Have you looked outside today? It’s a horrifying thunderstorm with softball-sized hail. Just kidding, that never happens here. LA’s near-perfect weather is news to no one, and that means every person who either comes to visit or lives here permanently is ready to take full advantage.
LA has more places to drink outside than it knows what to do with, but for every beach-facing patio, there are two more places with rickety tables looking out onto a parking lot. You don’t want that. You want these 18 places instead.
Located on the border of Little Tokyo and the Arts District, High Tide is where you’ll find us every weekend this summer. There’s actually a full restaurant inside, and while the brunch menu is solid (get the lobster mac and cheese), you’re here to drink frosé and other blended concoctions while soaking up some vitamin D on the patio. With pink fencing, plastic flamingos, and an all-glass gazebo solely built for selfies, there’s nothing subtle about this place. That said, the crowd is so relaxed and low-key that you won’t be bothered by any of it.
There are plenty of incredible places to drink in Koreatown, but the outdoor patio at Ddong Ggo might be our favorite. Walking into this massive beer garden at 11pm on a Saturday feels like you’ve stepped into the biggest party in town. Everyone is drinking pitchers of beer and smoking cigarettes (a lot of cigarettes), and the only time they take a break from doing either is when a gigantic kimchi pancake hits the table. This is a great place to start a night of bar-hopping in Ktown.
Given that most of LA’s rooftop bars are soul-crushing hellholes filled with selfie-taking post-grad binge-drinkers, Margot’s fantastic space in Culver City feels that much more invaluable. Or at least a bit more refined. Located on top of the Platform development, Margot is just as much of a restaurant as it is a bar. And while the food is solid, we love it most as a place to lounge, sip some incredibly strong gin and tonics, and watch the sunset.

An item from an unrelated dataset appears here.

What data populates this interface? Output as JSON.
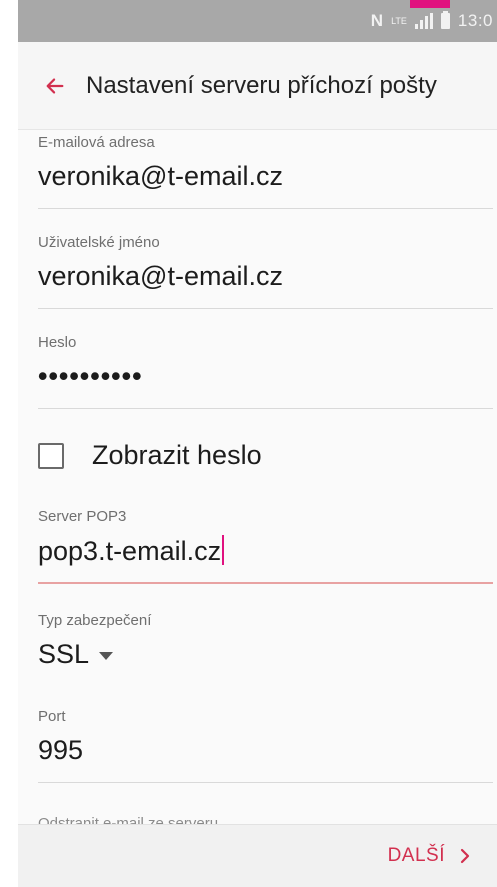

Located in a converted Virgil Village bungalow, Melody is a tiny natural wine bar that still feels like a secret - and that’s exactly why we like it so much. This isn’t a raucous day-drinking spot, where one mimosa leads to ten mimosas and suddenly you’re making out with your Lyft driver. Instead, this is where you go on a first date to drink orange wine, or meet up with your best friend to drink sparkling rosés. If you get hungry, they have nightly pop-ups that range from pasta to Indian food.
Zebulon is one of our favorite live music venues on the Eastside, and their outdoor patio is a major reason why. Whether it’s to day drink during weekend brunch or to get some fresh air during an especially long acoustic show, the scattered chairs and tables make for a perfect spot to post up with some friends, have a drink, and take guesses on how many songs are left.
Block Party is an almost entirely outdoor bar in Highland Park with a fantastic craft beer list, alcoholic snowcones, and a massive back patio. They don’t serve any food, but there are always a few food trucks around on the weekends, and you can order-in any outside food that you want. This place gets crowded on Saturdays and Sundays, but there always seems to be an open table for you to take over. Once that cruise ship-style shuffleboard starts getting competitive, you aren’t going anywhere.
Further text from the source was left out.